NAACP Executive Secretary
In 1931, White replaced the outgoing leader of the organization James Johnson as the Executive Secretary. He became the leader of the organization. Soon after his oath of office, White petitioned for the removal of Judge John Parker as the nominee of the Supreme Court position. His bid to establish a legal anti-lynching law never materialized. The US Senators from the southern states blocked the legal framework in Congress.
In 1941, he successfully appealed to the then US President Franklin Roosevelt to ban racial segregation by a presidential decree. The order was enforced by a Federal agency monitoring the integration of the presidential policies in employment areas. In 1948 President Harry Truman formed a task force to help fully integrate the black soldiers into the US military. Truman followed the advice of White after reading his 1945 book A Rising Wind. He agreed on the proposals after a meeting with the NAACP leader. White prevailed upon the president to desegregate the military to enhance cohesion among the units.
White stayed at the helm of the organization for almost 24 years. While serving the US black population, White became a member of the global black empowerment movement. In 1921, he attended the second round of the Pan African Congress meeting. He supported the government of the Virgin Islands in the Caribbean as a member of the National Advisory council between 1934 and 1935. He formed part of the US delegation to the first United Nations conference held in 1945. He went with the US delegation again to the first General Assembly held in Paris, France in 1948.
In his work as a civil rights activist, White wrote some books on the emotive topic of racial discrimination. In 1924, he wrote The Fire in the Flint. In the novel, he explored the journey of a black medical doctor returning back to his town in the south. Instead of embracing his medical facilities, the white community lynched him. In 1926 he published the novel titled Flight. In his second novel, White narrates how a young black girl with predominantly white physical features embraces her black origin. In 1929, he published the book Rope and Faggot: A Biography of Judge Lynch. In this book, he explores the origins, causes, and effects of racial lynching in the American south.

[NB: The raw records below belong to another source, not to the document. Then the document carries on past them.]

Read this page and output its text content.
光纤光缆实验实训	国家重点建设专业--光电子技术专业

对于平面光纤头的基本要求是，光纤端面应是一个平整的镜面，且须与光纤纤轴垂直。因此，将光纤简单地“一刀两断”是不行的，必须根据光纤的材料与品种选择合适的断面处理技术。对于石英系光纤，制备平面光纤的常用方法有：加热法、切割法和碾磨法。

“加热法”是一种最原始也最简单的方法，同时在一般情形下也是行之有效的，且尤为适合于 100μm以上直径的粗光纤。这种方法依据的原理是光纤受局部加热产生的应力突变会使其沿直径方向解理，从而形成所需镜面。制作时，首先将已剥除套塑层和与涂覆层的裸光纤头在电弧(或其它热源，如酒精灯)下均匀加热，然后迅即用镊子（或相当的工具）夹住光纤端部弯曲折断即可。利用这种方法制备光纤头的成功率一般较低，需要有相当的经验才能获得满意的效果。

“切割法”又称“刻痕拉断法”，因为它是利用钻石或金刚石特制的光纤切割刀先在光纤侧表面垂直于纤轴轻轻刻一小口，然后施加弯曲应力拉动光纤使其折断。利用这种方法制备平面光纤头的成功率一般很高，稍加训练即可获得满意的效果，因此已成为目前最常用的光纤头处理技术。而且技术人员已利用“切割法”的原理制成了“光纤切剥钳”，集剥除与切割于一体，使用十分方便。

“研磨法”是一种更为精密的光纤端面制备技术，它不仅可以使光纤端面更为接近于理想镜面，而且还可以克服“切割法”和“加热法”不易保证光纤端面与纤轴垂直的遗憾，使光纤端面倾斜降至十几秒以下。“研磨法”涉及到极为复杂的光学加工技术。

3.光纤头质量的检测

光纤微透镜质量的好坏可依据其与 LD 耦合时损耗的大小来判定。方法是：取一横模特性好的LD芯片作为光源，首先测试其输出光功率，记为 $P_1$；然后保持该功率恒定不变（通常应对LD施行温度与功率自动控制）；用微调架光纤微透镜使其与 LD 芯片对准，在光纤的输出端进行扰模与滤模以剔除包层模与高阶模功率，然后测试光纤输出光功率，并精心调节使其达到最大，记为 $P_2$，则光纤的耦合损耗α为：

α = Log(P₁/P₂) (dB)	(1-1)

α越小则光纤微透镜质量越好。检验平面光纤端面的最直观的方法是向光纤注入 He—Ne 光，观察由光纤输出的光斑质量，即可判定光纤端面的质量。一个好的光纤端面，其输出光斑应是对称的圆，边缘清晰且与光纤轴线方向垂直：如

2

In 1922, he married Gladys Powell. They got two children before terminating his union of 27 years with a divorce in 1949.
White generated controversy in 1949 when he married a white woman from South Africa, Poppy Cannon. He attracted a lot of criticism from members of his organization throughout his second marriage. His colleagues and even his sister accused him of having been white all his life despite his association with the black organization.
Walter Francis White died aged 61 in New York of heart failure on March 21, 1955. In his 1948 memoirs, A Man Called White, he explained his journey in the NAACP.
In his late years, he headed the organization without much power and influence. Despite his late controversial marriage and accusations, White remains an enigma in the history of NAACP.